Dalanke commented 10 months ago

Hi @Dalanke I'm unable to reproduce this. Based on the error, it looks like it is related to the CLIP model. Do you happen to have a locally saved CLIP model with a projection dim of 1280?

I am using a local version of laion/CLIP-ViT-bigG-14-laion2B-39B-b160k, which I cloned from here. I kept the default config which set "projection_dim": 1280.

Actually I dive in a little bit. The from_single_file function will call download_from_original_stable_diffusion_ckpt in diffusers/pipelines/stable_diffusion/convert_from_ckpt.py. If you are trying to loading a SDXL pipeline, below are the lines that handling the tokenizer and text encoder:

if model_type == "SDXL":
      try:
          tokenizer = CLIPTokenizer.from_pretrained(
              "openai/clip-vit-large-patch14", local_files_only=local_files_only
          )
      except Exception:
          raise ValueError(
              f"With local_files_only set to {local_files_only}, you must first locally save the tokenizer in the following path: 'openai/clip-vit-large-patch14'."
          )
      text_encoder = convert_ldm_clip_checkpoint(checkpoint, local_files_only=local_files_only)
      try:
          tokenizer_2 = CLIPTokenizer.from_pretrained(
              "laion/CLIP-ViT-bigG-14-laion2B-39B-b160k", pad_token="!", local_files_only=local_files_only
          )
      except Exception:
          raise ValueError(
              f"With local_files_only set to {local_files_only}, you must first locally save the tokenizer in the following path: 'laion/CLIP-ViT-bigG-14-laion2B-39B-b160k' with `pad_token` set to '!'."
          )

      config_name = "laion/CLIP-ViT-bigG-14-laion2B-39B-b160k"
      config_kwargs = {"projection_dim": 1280}
      text_encoder_2 = convert_open_clip_checkpoint(
          checkpoint,
          config_name,
          prefix="conditioner.embedders.1.model.",
          has_projection=True,
          local_files_only=local_files_only,
          **config_kwargs,
      )

You can see laion/CLIP-ViT-bigG-14-laion2B-39B-b160k was using as tokenizer_2 and the config of text_encoder_2. Now step into function convert_open_clip_checkpoint we can see how dimension is calculated:

    if prefix + "text_projection" in checkpoint:
        d_model = int(checkpoint[prefix + "text_projection"].shape[0])
    else:
        d_model = 1024

Here is why the 1024 came. It turns out that playground-v2.safetensors only have the key text_projection.weight so the model can be loaded when the code modified into:

if prefix + "text_projection" in checkpoint:
        d_model = int(checkpoint[prefix + "text_projection"].shape[0])
elif prefix + "text_projection.weight" in checkpoint:
        d_model = int(checkpoint[prefix + "text_projection.weight"].shape[0])
else:
        d_model = 1024

Other changes are also required to mapping text_projection.weight with text_projection. I just curious if this is an common issue. It seems like using different version of conversion script to convert diffuser format to A1111 format(single file) will cause this issue. Let me know if this issue worth a PR to improve compatibility

DN6 commented 10 months ago

Hi @Dalanke. When I try to load the single file checkpoint from the playground model repo I don't see any issues and the projection dimension is set correctly.

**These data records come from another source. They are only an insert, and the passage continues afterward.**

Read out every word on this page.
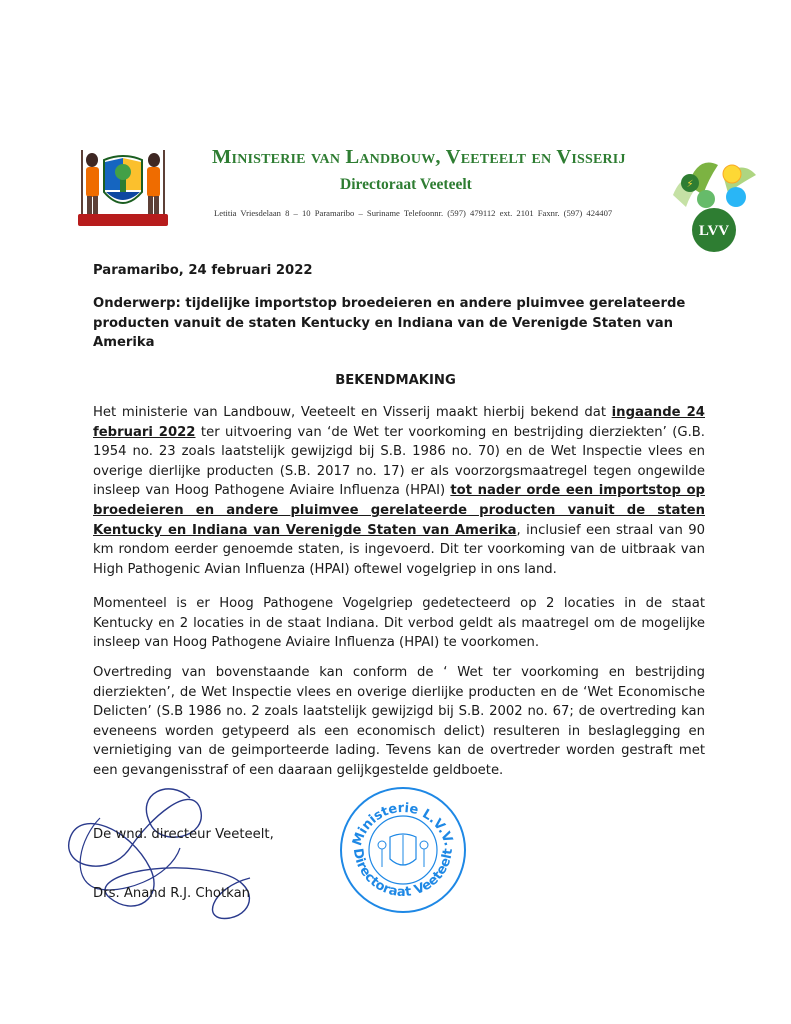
Ministerie van Landbouw, Veeteelt en Visserij
Directoraat Veeteelt
Letitia Vriesdelaan 8 – 10 Paramaribo – Suriname Telefoonnr. (597) 479112 ext. 2101 Faxnr. (597) 424407
⚡
LVV
Paramaribo, 24 februari 2022
Onderwerp: tijdelijke importstop broedeieren en andere pluimvee gerelateerde producten vanuit de staten Kentucky en Indiana van de Verenigde Staten van Amerika
BEKENDMAKING
Het ministerie van Landbouw, Veeteelt en Visserij maakt hierbij bekend dat ingaande 24 februari 2022 ter uitvoering van ‘de Wet ter voorkoming en bestrijding dierziekten’ (G.B. 1954 no. 23 zoals laatstelijk gewijzigd bij S.B. 1986 no. 70) en de Wet Inspectie vlees en overige dierlijke producten (S.B. 2017 no. 17) er als voorzorgsmaatregel tegen ongewilde insleep van Hoog Pathogene Aviaire Influenza (HPAI) tot nader orde een importstop op broedeieren en andere pluimvee gerelateerde producten vanuit de staten Kentucky en Indiana van Verenigde Staten van Amerika, inclusief een straal van 90 km rondom eerder genoemde staten, is ingevoerd. Dit ter voorkoming van de uitbraak van High Pathogenic Avian Influenza (HPAI) oftewel vogelgriep in ons land.
Momenteel is er Hoog Pathogene Vogelgriep gedetecteerd op 2 locaties in de staat Kentucky en 2 locaties in de staat Indiana. Dit verbod geldt als maatregel om de mogelijke insleep van Hoog Pathogene Aviaire Influenza (HPAI) te voorkomen.
Overtreding van bovenstaande kan conform de ‘ Wet ter voorkoming en bestrijding dierziekten’, de Wet Inspectie vlees en overige dierlijke producten en de ‘Wet Economische Delicten’ (S.B 1986 no. 2 zoals laatstelijk gewijzigd bij S.B. 2002 no. 67; de overtreding kan eveneens worden getypeerd als een economisch delict) resulteren in beslaglegging en vernietiging van de geimporteerde lading. Tevens kan de overtreder worden gestraft met een gevangenisstraf of een daaraan gelijkgestelde geldboete.
De wnd. directeur Veeteelt,
Drs. Anand R.J. Chotkan
Ministerie L.V.V.
Directoraat Veeteelt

Is the checkpoint you're using from the conversion script?

Dalanke commented 10 months ago

Hi @DN6. I am sorry to provide an incorrect link. I just noticed there is an update on the repo. I use this checkpoint at commit 0c295353e4624ad342488444b84bd59251383fd0. Checkpoint SHA256=a8f32f89aaa2f1194e87fb0320997a765062426ebfccfb3d83d796fbd1a066ff

DN6 commented 10 months ago

Hi @Dalanke any particular reason to use that checkpoint revision? The latest revision seems to work fine with single file?

Dalanke commented 10 months ago

Hi @DN6. I just downloaded it before this checkpoint got updated. The latest revision is a perfect solution for me now. I am wondering if anything goes wrong as I see #5219 complained the same thing. Maybe some breaking changes in conversion scripts lead to this compatibility issue.

DN6 commented 10 months ago

Will take a look into the conversion script. But just checking if we can close this issue?

Dalanke commented 10 months ago

Let's close this issue for now and reopen it if necessary.